The PSC will review the 160 million dollars in construction costs spent between July and December 2015. The Commission has not authorized these expenses yet; although it has never, at least in recent years, seen a nuclear cost it couldn’t approve.
But Southern Company’s Georgia Power–with their political clout, and army of lobbyists and lawyers–usually gets what it wants: to socialize the cost and risk to Georgia taxpayers and ratepayers, while privatizing the profits to Company shareholders.
“Vogtle is a colossal boondoggle,” Arnold Gundersen, Chief Nuclear Engineer with Fairewinds Energy Education, told Atlanta Progressive News in a phone interview.
Gundersen explained that Georgia Power is using a brand new design for the reactors, raising questions about the company’s claims that this design is expected to work flawlessly for sixty years.
“The reactor cooling pumps and the steam generator have never been tried before,” Gundersen said.
“To get the cost of Vogtle down, they are amortizing it over sixty years; and no nuclear plant has ever gone more than 48 years. Twenty percent of the nuclear plants have broken before they got to forty years,” Gundersen noted.

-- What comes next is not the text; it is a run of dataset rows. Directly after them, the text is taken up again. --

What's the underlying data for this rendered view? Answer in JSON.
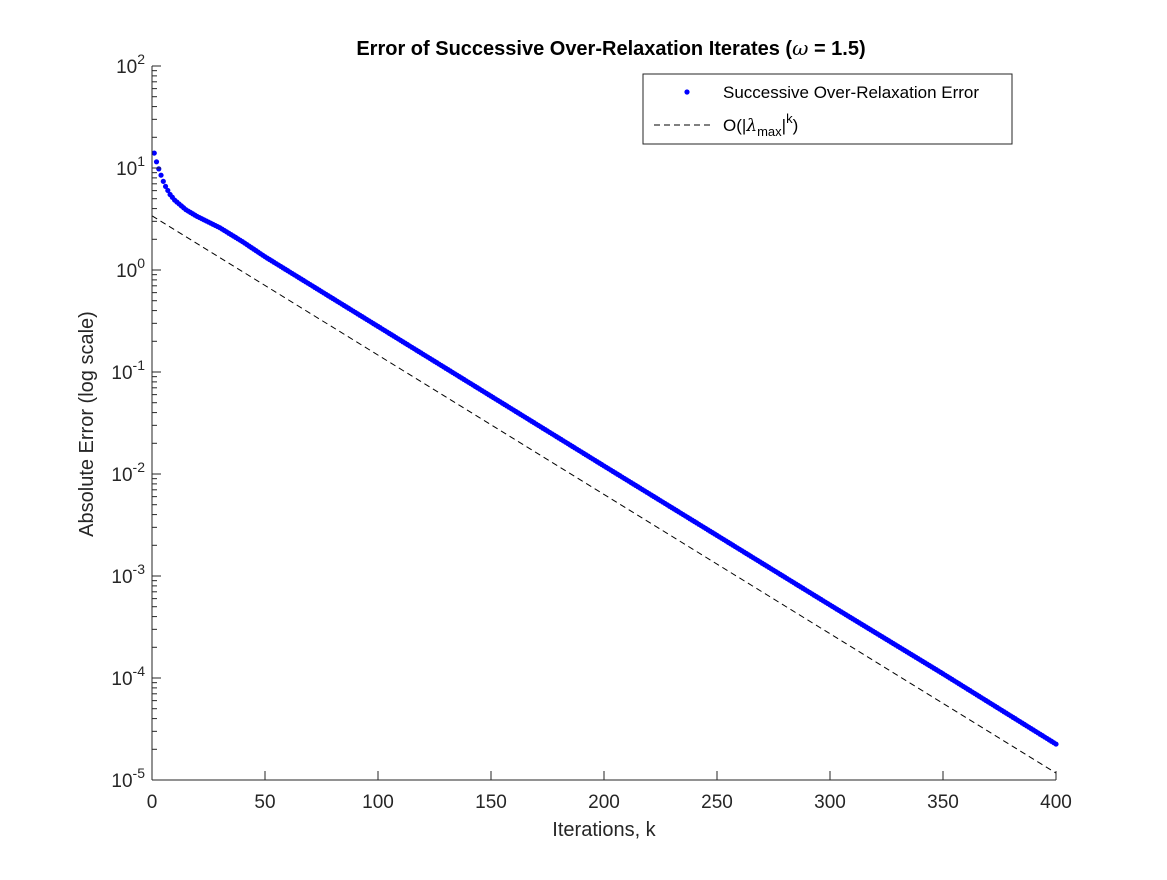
{
  "chart_data": {
    "type": "scatter",
    "title_prefix": "Error of Successive Over-Relaxation Iterates (",
    "title_symbol": "ω",
    "title_suffix": " = 1.5)",
    "xlabel": "Iterations, k",
    "ylabel": "Absolute Error (log scale)",
    "xlim": [
      0,
      400
    ],
    "ylim_log10": [
      -5,
      2
    ],
    "yscale": "log",
    "grid": false,
    "legend_placement": "top-right",
    "x_ticks": [
      "0",
      "50",
      "100",
      "150",
      "200",
      "250",
      "300",
      "350",
      "400"
    ],
    "y_ticks": [
      {
        "base": "10",
        "exp": "2"
      },
      {
        "base": "10",
        "exp": "1"
      },
      {
        "base": "10",
        "exp": "0"
      },
      {
        "base": "10",
        "exp": "-1"
      },
      {
        "base": "10",
        "exp": "-2"
      },
      {
        "base": "10",
        "exp": "-3"
      },
      {
        "base": "10",
        "exp": "-4"
      },
      {
        "base": "10",
        "exp": "-5"
      }
    ],
    "series": [
      {
        "name": "Successive Over-Relaxation Error",
        "style": "dots",
        "color": "#0000ff",
        "k_start": 1,
        "k_end": 400,
        "anchor_points": [
          {
            "x": 1,
            "y": 14.0
          },
          {
            "x": 2,
            "y": 11.5
          },
          {
            "x": 3,
            "y": 9.8
          },
          {
            "x": 4,
            "y": 8.5
          },
          {
            "x": 5,
            "y": 7.4
          },
          {
            "x": 6,
            "y": 6.6
          },
          {
            "x": 8,
            "y": 5.5
          },
          {
            "x": 10,
            "y": 4.85
          },
          {
            "x": 15,
            "y": 3.9
          },
          {
            "x": 20,
            "y": 3.35
          },
          {
            "x": 30,
            "y": 2.6
          },
          {
            "x": 40,
            "y": 1.9
          },
          {
            "x": 50,
            "y": 1.35
          },
          {
            "x": 100,
            "y": 0.28
          },
          {
            "x": 150,
            "y": 0.058
          },
          {
            "x": 200,
            "y": 0.012
          },
          {
            "x": 250,
            "y": 0.0025
          },
          {
            "x": 300,
            "y": 0.00052
          },
          {
            "x": 350,
            "y": 0.00011
          },
          {
            "x": 400,
            "y": 2.25e-05
          }
        ]
      },
      {
        "name_prefix": "O(|",
        "name_symbol": "λ",
        "name_sub": "max",
        "name_mid": "|",
        "name_sup": "k",
        "name_suffix": ")",
        "style": "dashed",
        "color": "#000000",
        "x": [
          0,
          400
        ],
        "y": [
          3.4,
          1.17e-05
        ]
      }
    ]
  }
}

Georgia Power has spent a staggering 3.5 billion dollars so far, and the total construction is only 31.7 percent finished.
Other aspects of the project are further along: engineering is 94 percent complete, and procurement is 80 percent complete. But the nuclear island is only 24 percent complete.
It is difficult to know the total cost of the project, and some critics believe the lack of transparency is deliberate, so as to confuse the public to the point of not paying attention.
However, Southern Alliance for Clean Energy (SACE) made a stab at it, with an estimate of 21 billion dollars as the current total cost estimate for the entire Vogtle project.
Last year, in 2015, Robert Baker, legal adviser for SACE, estimated that Georgia Power’s share of the total revenue at 30 billion, with a total lifetime cost of the Vogtle project estimated revenue of 65 billion.
[Readers can dig through that pile of worms in APN’s reporting link below.]
Commissioner Lauren “Bubba” McDonald (District 4), impatient with Baker’s persistent questioning of Georgia Power, blurted out: “You represent SACE (Clean Energy), and nuclear energy is about as clean as it get, so help us build it. ”
“I would not say nuclear is clean. It will kill you faster than any other source of power. It is carbon free, I will agree with you on that. I will not agree it is a clean source of power… it will kill you,” Baker quickly responded to the Commissioner.
Later Baker told APN, “The company has made the statement a few times that nuclear is clean energy, and it’s factually not true. It uses radioactive fuel, which can kill a person. It’s very deadly, and that’s why they build huge concrete and steel domes around the nuclear plant to contain the radioactivity.”
Nuclear is not only not clean; it’s not safe. The nuclear waste stays radioactive for millenia, and the U.S. already has tons of high-level radioactive waste sitting in pools or dry casks at nuclear power plants not designed for long term storage.
“The nuclear industry would have you believe that mankind is so smart, they can store nuclear waste for one quarter of a million years, but so dumb that we can’t store solar electricity overnight,” Gundersen told APN.
Many still remember the controversy over Vogtle 1 and 2, when those units went an astronomical 1,000 percent over budget.
In the early 1970’s, Georgia Power proposed building a four unit nuclear plant to cost about 600 million dollars. By the late 1980’s, when Vogtle 1 and 2 went online, the cost was almost nine billion dollars.
Liz Coyle with Georgia Watch and Becky Rafter with Georgia Women’s Action for New Directions also raised concerns, in testimony to the PSC.
The delays cost about two million dollars per day.
Georgia Power has a long history of nuclear projects going way over budget with incompetence and mismanagement. That is why advocates say that more risk should be placed on the Company, not the taxpayers and ratepayers.
As previously reported by APN, the Georgia Legislature decided in 2009 that the construction costs should be borne by Georgia Power ratepayers.
The Nuclear Construction Cost Recovery tariff on Georgia Power energy bills forces ratepayers to pay upfront for energy they do not receive and some may never receive. Customers have already paid over one billion on this tariff.